In the TV series, Dr. Lecter is played by Mads Mikkelsen, who brings a more "coiled spring" energy to Dr. Lecter than Sir Anthony.
Obligatory joke. |
He said it was pork. It looks really tasty. |
"I love organ meats," said Tom, heartily. |
Prior to these passed appetizers being made, we watch a montage of Hannibal Lecter selecting folks to murder. Are these little flowers beef tartare? Some of them are, certainly. But how many? |
In season two, Will Graham has figured out that Hannibal Lecter is actually a cannibal serial killer with really good aesthetic taste, and Will tries to set traps to get Hannibal caught or killed. This season is suspenseful and well-timed, but a little crazier. Plausibility drops a bit. There are many too many dream sequences and hallucination scenes, as well as sex scenes that illustrate why you shouldn't bother having sex scenes on network TV (oh boy! People writhing artily under sheets or with CGI for three minutes! This is both uninteresting and unnecessary!). There's a B-plot involving a murderous pig farmer and his Italian good squad that added nothing whatsoever to the story other than some gratuitous violence and grossness. That said, I cared about what happened and didn't think the plot twists were too manipulative. And the finale? Like Clovis, I thought it was well-done. If the show ended there, it would have been great. But it didn't.
In season three, Hannibal Lecter, having blown his cover in America when basically the rest of the cast showed up in the season two finale to try to kill him (and he does a much better job trying to kill them in return), is now in Italy having some weird cannibalistic murder-themed codependent relationship with his ex-psychiatrist, played by Gillian Anderson.

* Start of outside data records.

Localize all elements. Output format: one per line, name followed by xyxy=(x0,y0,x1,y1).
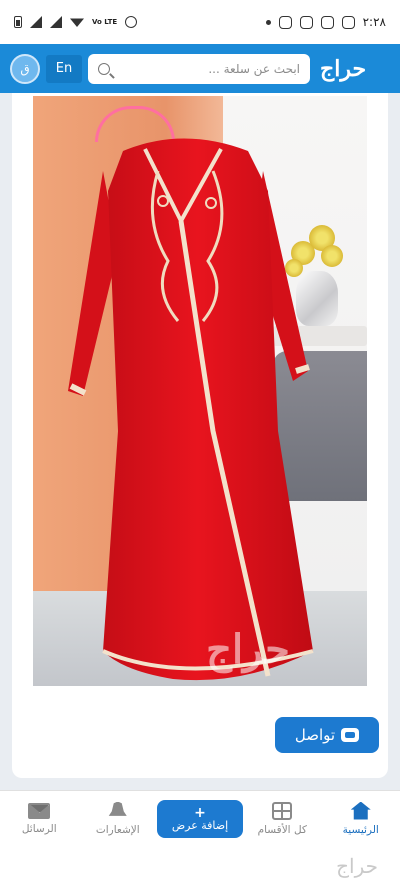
alarm-icon xyxy=(125,16,138,28)
nav-home-label: الرئيسية xyxy=(342,823,379,836)
nav-item-categories[interactable]: كل الأقسام xyxy=(243,791,322,846)
contact-button-label: تواصل xyxy=(294,726,336,744)
home-icon xyxy=(350,801,371,820)
avatar[interactable]: ق xyxy=(10,53,40,84)
add-offer-button[interactable]: + إضافة عرض xyxy=(157,799,243,838)
categories-icon xyxy=(272,801,293,820)
nav-item-notifications[interactable]: الإشعارات xyxy=(79,791,158,846)
signal-icon xyxy=(30,16,42,28)
signal-icon-2 xyxy=(50,16,62,28)
battery-icon xyxy=(14,16,22,28)
bell-icon xyxy=(108,801,127,816)
nav-item-add-offer: + إضافة عرض xyxy=(157,791,243,846)
footer-watermark: حراج xyxy=(336,854,378,878)
notification-dot-icon xyxy=(265,19,271,25)
status-icons-left: Vo LTE xyxy=(14,16,138,28)
carrier-label: Vo LTE xyxy=(92,17,118,26)
status-bar: Vo LTE ٢:٢٨ xyxy=(0,0,400,44)
nav-item-messages[interactable]: الرسائل xyxy=(0,791,79,846)
add-offer-label: إضافة عرض xyxy=(171,818,229,832)
wifi-icon xyxy=(70,18,84,27)
instagram-icon xyxy=(278,15,292,29)
nav-categories-label: كل الأقسام xyxy=(257,823,307,836)
search-icon xyxy=(98,62,110,75)
bottom-nav: الرئيسية كل الأقسام + إضافة عرض الإشعارا… xyxy=(0,790,400,846)
listing-card: حراج تواصل xyxy=(12,93,388,778)
search-input[interactable]: ابحث عن سلعة ... xyxy=(88,53,310,84)
nav-item-home[interactable]: الرئيسية xyxy=(322,791,400,846)
brand-logo[interactable]: حراج xyxy=(320,56,366,82)
language-toggle-button[interactable]: En xyxy=(46,54,82,83)
status-icons-right: ٢:٢٨ xyxy=(265,15,386,29)
chat-icon xyxy=(341,728,360,742)
listing-photo[interactable]: حراج xyxy=(33,96,367,686)
tiktok-icon xyxy=(299,15,313,29)
nav-notifications-label: الإشعارات xyxy=(95,823,140,836)
search-placeholder: ابحث عن سلعة ... xyxy=(208,61,300,76)
photo-watermark: حراج xyxy=(206,626,290,673)
messenger-icon xyxy=(341,15,355,29)
app-notification-icon xyxy=(320,15,334,29)
app-header: ق En ابحث عن سلعة ... حراج xyxy=(0,44,400,93)
gesture-bar: حراج xyxy=(0,846,400,889)
contact-button[interactable]: تواصل xyxy=(275,717,379,753)
plus-icon: + xyxy=(194,804,206,821)
red-kaftan-dress-image xyxy=(68,138,314,681)
clock: ٢:٢٨ xyxy=(362,15,386,29)
mail-icon xyxy=(28,802,51,819)
nav-messages-label: الرسائل xyxy=(21,822,57,835)
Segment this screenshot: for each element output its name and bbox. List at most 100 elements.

Everyone's still doing a great job acting, but the plot has become decadent. It goes from twisted murder to twisted murder, with gross revelation thrown in from time to time, without any real suspense. By the time Will Graham found a random Japanese woman guarding a prisoner in Dr. Lecter's snail-filled abandoned Lithuanian castle, with no good reason for any of those things to be and after multiple pointless and gross flashbacks where Eddie Izzard was forced to eat parts of himself, I said to myself, "Netflix has season 3 of The Blacklist on now, so I can see over-the-top plots with murderiness without all the self-seriousness." And I dropped the show like a hot potato. As did NBC.
Season 3's decadence also made me intolerant of the DC-area ignorance of the show's writers and editors in the first two seasons. Will Graham lives in "Wolf Trap, Virginia." This is actually a census-designated place in Fairfax County, but apart from the census bureau no one calls the area around the Wolf Trap Center for the Performing Arts "Wolf Trap, Virginia." Even Wolf Trap's physical address is "Vienna, Virginia." I don't know what kind of 3 to 5 acre farm Will Graham owns in "Wolf Trap," but he's crazy not to sell it to a townhome developer like every other large tract of land in that part of Virginia has been since at least 20 years now; seriously, people are taking parking-lot sized chunks of Fairfax County to build new homes on, housing there is that crazy. The show was filmed in Canada. The police did not wear Fairfax County police uniforms, probably because having policemen who look like city police in gray uniforms would make no sense in crazy alternate universe farmland Vienna, Virginia ("where'd those suburban cops come from?"). But I noticed that they just pulled the sheriffs' uniforms from Fargo out for costuming. Don't get me started on driving times between Vienna, Baltimore, and Quantico. Traffic alone would make Will Graham crazier than analyzing a murder scene.
Okay, I got that out of me. Trust me, you'll ignore it too if you only watch the first two seasons of Hannibal.